Sigmaringen

Il fallait oser. Se lancer, après le chef-d’œuvre de Céline, dans un roman ayant pour cadre Sigmaringen relevait du défi. Pourtant cela faisait longtemps que Pierre Assouline portait ce livre en lui. Disons d’emblée que c’est une réussite.

Le lecteur est plongé, 70 ans après les évènements, dans l’atmosphère crépusculaire du château où se réfugièrent collaborateurs (ministres et hauts fonctionnaires de Vichy) et collaborationnistes (miliciens et militants du PPF et du RNP).

Cette réussite tient notamment au fait que le romancier s’est documenté avec la rigueur de l’historien (qu’il est aussi), se rendant à trois reprises sur les lieux et lisant toute la documentation existante sur le sujet (dont le journal inédit de Marcel Déat). Celui-ci et tous les autres personnages familiers au lecteur de la trilogie allemande (Pétain, Laval, Brinon, Luchaire, Darnand,…) figurent naturellement dans ce roman où le dérisoire le dispute au tragique. Et le docteur Destouches est aussi l’un des personnages de cette tragi-comédie. Ce que l’auteur lui fait dire sonne d’autant plus juste qu’il s’agit, le plus souvent, de propos réels ou attestés par des témoins. Ainsi, cette réplique lancée à ceux qui croient encore en la victoire allemande : « Je considère tous ces bafouillages propagandistes comme odieux ! Je considère que Sigmaringen est une banlieue de Katyn ! Et vous allez bientôt tous faire les frais de cette ignoble connerie ! ». Ou cette invective visant Léon Degrelle venu plastronner en ville : « Quel est ce roi des cons qui ne fera même pas un beau pendu avec sa gueule de jean-foutre ? ».

L’originalité de cette fable sur l’obéissance tient au fait que les évènements sont vus par un Allemand. Le paradoxe étant que ce majordome, dévoué au prince de Hohenzollern, est contraint de servir ceux qui firent allégeance à cette Allemagne  dont il réprouve l’idéologie. Pierre Assouline campe ici une belle figure de serviteur partagé entre des sentiments contradictoires.
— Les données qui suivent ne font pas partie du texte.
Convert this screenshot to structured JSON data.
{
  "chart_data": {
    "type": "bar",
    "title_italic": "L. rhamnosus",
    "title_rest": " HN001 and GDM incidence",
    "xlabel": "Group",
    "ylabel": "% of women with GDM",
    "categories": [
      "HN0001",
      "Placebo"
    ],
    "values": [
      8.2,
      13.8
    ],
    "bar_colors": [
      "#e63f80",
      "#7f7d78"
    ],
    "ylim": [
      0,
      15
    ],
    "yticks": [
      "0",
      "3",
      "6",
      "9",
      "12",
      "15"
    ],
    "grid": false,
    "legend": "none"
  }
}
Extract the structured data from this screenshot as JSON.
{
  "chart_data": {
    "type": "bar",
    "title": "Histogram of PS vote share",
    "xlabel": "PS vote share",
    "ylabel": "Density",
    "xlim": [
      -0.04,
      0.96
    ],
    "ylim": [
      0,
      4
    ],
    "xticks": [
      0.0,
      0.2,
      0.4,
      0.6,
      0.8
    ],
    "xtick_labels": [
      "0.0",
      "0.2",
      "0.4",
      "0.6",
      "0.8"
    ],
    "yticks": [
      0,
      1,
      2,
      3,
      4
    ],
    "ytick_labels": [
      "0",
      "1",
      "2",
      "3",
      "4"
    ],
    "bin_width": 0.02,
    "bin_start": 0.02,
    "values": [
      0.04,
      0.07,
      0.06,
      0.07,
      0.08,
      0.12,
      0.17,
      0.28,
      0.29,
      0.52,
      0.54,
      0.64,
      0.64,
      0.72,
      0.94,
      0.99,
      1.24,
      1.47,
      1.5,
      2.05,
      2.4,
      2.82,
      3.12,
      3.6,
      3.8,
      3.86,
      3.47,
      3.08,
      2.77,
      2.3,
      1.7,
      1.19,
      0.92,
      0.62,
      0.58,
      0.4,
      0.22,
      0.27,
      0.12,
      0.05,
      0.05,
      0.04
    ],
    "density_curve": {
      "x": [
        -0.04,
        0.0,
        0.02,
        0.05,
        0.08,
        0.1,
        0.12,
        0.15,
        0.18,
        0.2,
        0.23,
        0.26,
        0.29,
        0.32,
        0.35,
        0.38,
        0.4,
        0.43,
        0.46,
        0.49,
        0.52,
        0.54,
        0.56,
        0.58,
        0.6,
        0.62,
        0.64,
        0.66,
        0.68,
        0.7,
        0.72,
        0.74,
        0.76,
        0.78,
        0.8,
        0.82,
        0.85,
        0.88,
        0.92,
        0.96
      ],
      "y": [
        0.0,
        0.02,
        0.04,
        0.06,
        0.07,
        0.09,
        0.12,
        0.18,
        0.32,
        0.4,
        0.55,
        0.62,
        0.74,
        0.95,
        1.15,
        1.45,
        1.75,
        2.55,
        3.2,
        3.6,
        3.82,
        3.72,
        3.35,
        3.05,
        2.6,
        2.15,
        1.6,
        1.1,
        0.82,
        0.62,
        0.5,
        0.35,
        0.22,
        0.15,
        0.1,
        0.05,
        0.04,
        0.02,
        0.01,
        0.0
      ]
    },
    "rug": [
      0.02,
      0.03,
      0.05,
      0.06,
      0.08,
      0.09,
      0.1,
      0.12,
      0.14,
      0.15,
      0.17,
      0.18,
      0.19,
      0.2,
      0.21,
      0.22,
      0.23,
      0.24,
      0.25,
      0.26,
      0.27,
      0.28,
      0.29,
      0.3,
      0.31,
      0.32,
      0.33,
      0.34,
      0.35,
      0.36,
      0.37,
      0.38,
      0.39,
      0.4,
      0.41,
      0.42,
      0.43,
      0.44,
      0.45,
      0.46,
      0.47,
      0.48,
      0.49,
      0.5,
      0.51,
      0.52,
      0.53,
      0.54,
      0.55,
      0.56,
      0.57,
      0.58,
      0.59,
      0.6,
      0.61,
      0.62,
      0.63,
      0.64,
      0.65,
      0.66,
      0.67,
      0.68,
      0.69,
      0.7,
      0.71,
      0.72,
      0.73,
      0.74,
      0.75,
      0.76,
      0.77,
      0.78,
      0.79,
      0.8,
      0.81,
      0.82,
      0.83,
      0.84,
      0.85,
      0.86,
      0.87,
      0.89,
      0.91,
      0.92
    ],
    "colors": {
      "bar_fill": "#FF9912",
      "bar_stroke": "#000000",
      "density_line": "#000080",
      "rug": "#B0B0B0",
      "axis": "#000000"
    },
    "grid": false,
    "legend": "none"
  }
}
Et qui rappelle irrésistiblement celui interprété par Anthony Hopkins dans un film fameux dont l’auteur s’est d’ailleurs inspiré. Manifestement à son affaire, Assouline, inspiré, fait revivre ce huis clos fait de secrets, de sentiments exacerbés et de contrastes, la barbarie moderne côtoyant ici ce que la civilisation germanique eut de meilleur. On connaissait déjà le biographe perspicace. Avec ce livre, Pierre Assouline confirme son talent de romancier.

Remo Forlani caressa longtemps un projet d’adaptation cinématographique de D’un château l’autre ¹. Après avoir lu Sigmaringen, on ne peut s’empêcher de rêver au film qui pourrait aussi en être tiré. Ambiance, décor, personnages, intrigue, tout s’y prête à merveille. Autre défi à relever…

 

  • Pierre ASSOULINE, Sigmaringen, Gallimard, coll. « Blanche », 2014, 362 p. (21 €)

 

→ Dans un tout autre genre, il faut lire les souvenirs de Philippe DRUILLET, Delirium. Autoportrait (avec David Alliot). Quel rapport avec le roman évoqué ici ? C’est que le petit Philippe Druillet fut soigné par le docteur Destouches à… Sigmaringen où s’était réfugié son père milicien. Au-delà de cette anecdote peu commune, cette évocation d’une vie, où les drames alternent avec de grands moments d’exaltation créatrice, frappe par sa force et son accent de sincérité. En raison d’une « langue crue, imagée, violente, grossière, inventive », Pierre Assouline  décèle à juste titre une parenté avec Céline (« La République des livres », 15 janvier 2014). Éditions Les Arènes, 2014, 274 p. (17 €)

  1. Depuis plusieurs années, Christophe Malavoy nourrit également un projet d’adaptation de D’un château l’autre ; pour convaincre plus facilement les producteurs, il adapte actuellement le scénario en bande dessinée, en collaboration avec Paul et Gaëtan Brizzi (pour les dessins). Cet album devrait paraître l’année prochaine aux éditions Futuropolis.